A 5 ms query called 2 million times consumes more than a 500 ms query called 100 times. Optimize by total_exec_time, not mean.

## Connection Pooling with PgBouncer

Each PostgreSQL connection is a process using 5-10 MB. PgBouncer multiplexes many client connections onto a small server pool.

```ini
# /etc/pgbouncer/pgbouncer.ini
[databases]
myapp = host=127.0.0.1 port=5432 dbname=myapp

[pgbouncer]
listen_port = 6432
auth_type = scram-sha-256
pool_mode = transaction
default_pool_size = 20
max_client_conn = 1000
```

Use `pool_mode = transaction` for best multiplexing -- the server connection returns to the pool after each transaction. Applications connect on port 6432 instead of 5432.

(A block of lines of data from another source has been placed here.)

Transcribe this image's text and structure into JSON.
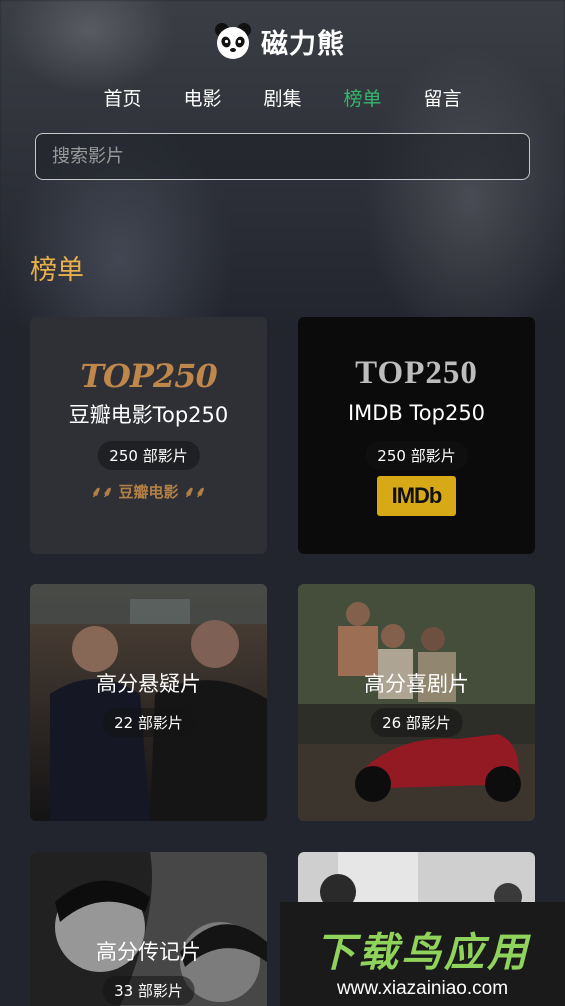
{
  "app": {
    "title": "磁力熊"
  },
  "nav": [
    {
      "label": "首页",
      "active": false
    },
    {
      "label": "电影",
      "active": false
    },
    {
      "label": "剧集",
      "active": false
    },
    {
      "label": "榜单",
      "active": true
    },
    {
      "label": "留言",
      "active": false
    }
  ],
  "search": {
    "placeholder": "搜索影片"
  },
  "section": {
    "title": "榜单"
  },
  "cards": [
    {
      "title": "豆瓣电影Top250",
      "count": "250 部影片",
      "logo_text": "TOP250",
      "badge_text": "豆瓣电影"
    },
    {
      "title": "IMDB Top250",
      "count": "250 部影片",
      "logo_text": "TOP250",
      "badge_text": "IMDb"
    },
    {
      "title": "高分悬疑片",
      "count": "22 部影片"
    },
    {
      "title": "高分喜剧片",
      "count": "26 部影片"
    },
    {
      "title": "高分传记片",
      "count": "33 部影片"
    },
    {
      "title": "",
      "count": ""
    }
  ],
  "watermark": {
    "title": "下载鸟应用",
    "url": "www.xiazainiao.com"
  },
  "colors": {
    "accent_green": "#33b86c",
    "section_gold": "#e7b04a",
    "imdb_yellow": "#d8a916"
  }
}
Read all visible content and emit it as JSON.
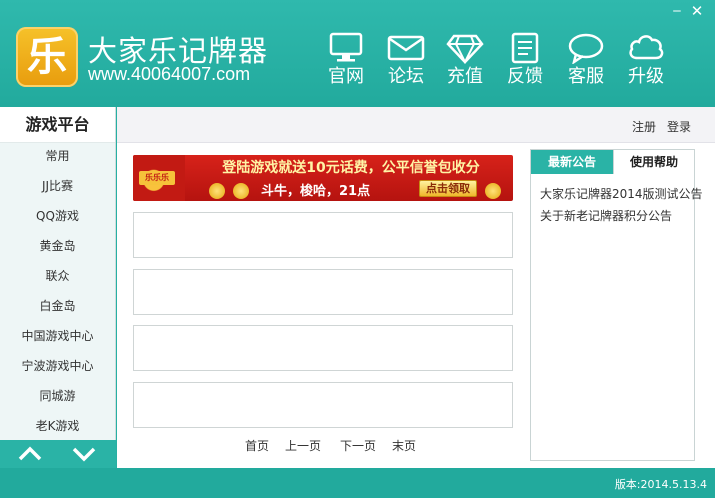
{
  "window": {
    "minimize_icon": "minimize-icon",
    "close_icon": "close-icon"
  },
  "brand": {
    "logo_char": "乐",
    "name": "大家乐记牌器",
    "url": "www.40064007.com",
    "logo_color": "#f2b11f"
  },
  "nav": [
    {
      "label": "官网",
      "icon": "monitor-icon"
    },
    {
      "label": "论坛",
      "icon": "envelope-icon"
    },
    {
      "label": "充值",
      "icon": "diamond-icon"
    },
    {
      "label": "反馈",
      "icon": "document-icon"
    },
    {
      "label": "客服",
      "icon": "chat-bubble-icon"
    },
    {
      "label": "升级",
      "icon": "cloud-icon"
    }
  ],
  "sidebar": {
    "title": "游戏平台",
    "items": [
      {
        "label": "常用"
      },
      {
        "label": "JJ比赛"
      },
      {
        "label": "QQ游戏"
      },
      {
        "label": "黄金岛"
      },
      {
        "label": "联众"
      },
      {
        "label": "白金岛"
      },
      {
        "label": "中国游戏中心"
      },
      {
        "label": "宁波游戏中心"
      },
      {
        "label": "同城游"
      },
      {
        "label": "老K游戏"
      }
    ]
  },
  "topbar": {
    "register": "注册",
    "login": "登录"
  },
  "banner": {
    "badge": "乐乐乐",
    "main": "登陆游戏就送10元话费，公平信誉包收分",
    "sub": "斗牛，梭哈，21点",
    "button": "点击领取"
  },
  "pager": {
    "first": "首页",
    "prev": "上一页",
    "next": "下一页",
    "last": "末页"
  },
  "notice": {
    "tab_news": "最新公告",
    "tab_help": "使用帮助",
    "items": [
      {
        "text": "大家乐记牌器2014版测试公告"
      },
      {
        "text": "关于新老记牌器积分公告"
      }
    ]
  },
  "footer": {
    "version": "版本:2014.5.13.4"
  },
  "colors": {
    "accent": "#2ab3a6",
    "banner_red": "#c21a13"
  }
}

## Vacuum and Autovacuum Tuning

MVCC means updates and deletes leave dead tuples. VACUUM reclaims this space. Default autovacuum settings are conservative.

Check bloat:

```sql
SELECT schemaname, relname, n_dead_tup, n_live_tup,
  round(n_dead_tup::numeric / greatest(n_live_tup, 1) * 100, 1) AS dead_pct,
  last_autovacuum
FROM pg_stat_user_tables
WHERE n_dead_tup > 1000
ORDER BY n_dead_tup DESC;
```

If `dead_pct` exceeds 20% on large tables, tune autovacuum:

```
autovacuum_vacuum_scale_factor = 0.02    # trigger at 2% dead instead of 20%
autovacuum_max_workers = 5               # default 3
autovacuum_naptime = 15s                 # default 1min
```

Per-table override for high-churn tables:

```sql
ALTER TABLE events SET (autovacuum_vacuum_scale_factor = 0.01);
```

Never run `VACUUM FULL` during business hours -- it takes an `ACCESS EXCLUSIVE` lock, blocking all reads and writes.